2.2. Voorts heeft de rechtbank erop gewezen dat het Uwv ter zitting heeft verklaard dat het besluit van 21 januari 2008 ondeugdelijk is, omdat bij vergissing de mate van arbeidsongeschiktheid van appellante per 1 oktober 2007 niet – overeenkomstig het arbeidskundig advies – is bepaald op 15 tot 25%.
3.1. Bij besluit van 14 mei 2008 heeft het Uwv – wederom beslissend op het bezwaar van appellante gericht tegen het besluit van 5 juli 2006 – de WAO-uitkering van appellante per 1 oktober 2007 vastgesteld naar een mate van arbeidsongeschiktheid van 25 tot 35%.

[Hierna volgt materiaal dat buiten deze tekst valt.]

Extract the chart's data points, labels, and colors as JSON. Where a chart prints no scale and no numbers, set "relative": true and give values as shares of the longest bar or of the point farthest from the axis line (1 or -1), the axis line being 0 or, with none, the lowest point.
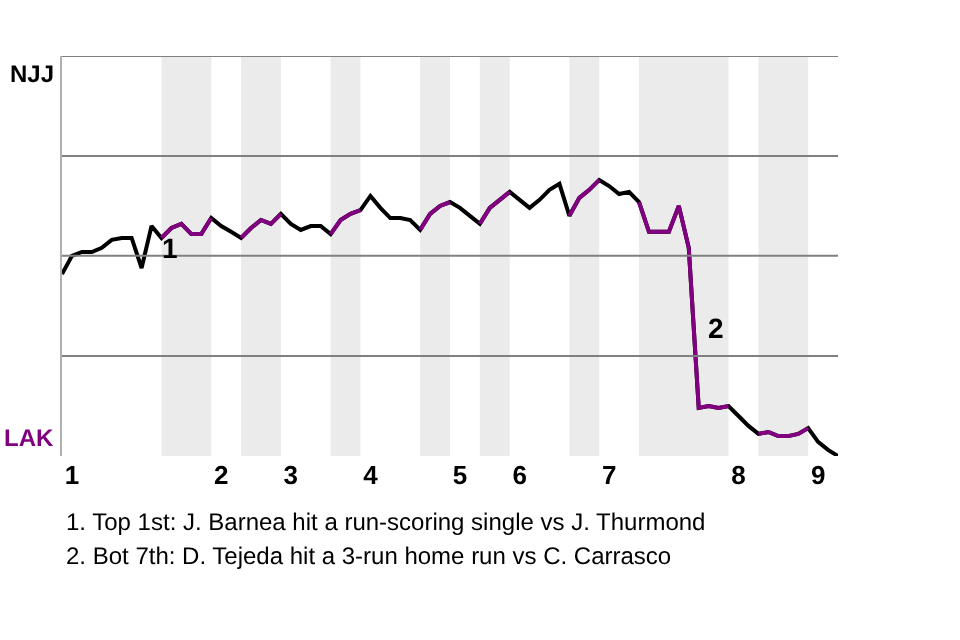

3.2. Appellante heeft zich in hoger beroep primair gericht tegen het onderdeel van de aangevallen uitspraak waarin tot het oordeel is gekomen dat geen aanleiding bestaat de door het Uwv vastgestelde beperkingen voor onjuist te houden. Appellante is van opvatting dat de ernst van haar psychische klachten en de beperkingen die deze klachten tot gevolg hebben door het Uwv zijn onderschat. Zij heeft er in dit kader op gewezen dat het Uwv ten onrechte er geen rekening mee heeft gehouden dat haar situatie na het laatste aan de schatting per 1 oktober 2007 ten grondslag liggend medische onderzoek, maar voor de datum in geding, is verslechterd.
4.1. De Raad overweegt als volgt.
4.2. Uit de over appellante uitgebrachte rapportages van de bezwaarverzekeringsarts volgt dat appellante bekend is met klachten van psychische aard. De bezwaarverzekeringsarts heeft in haar rapport van 14 juli 2008 de resultaten van eerdere onderzoeken samengevat als volgt:
“het algemene beeld betreft het een persoon met lichte cognitieve stoornissen, zonder achteruitgang van intelligentie, die beperkingen kent bij het aanleren en reproduceren van nieuwe stof en bij het uitvoeren van verschillende taken een vertraagd tempo kent.”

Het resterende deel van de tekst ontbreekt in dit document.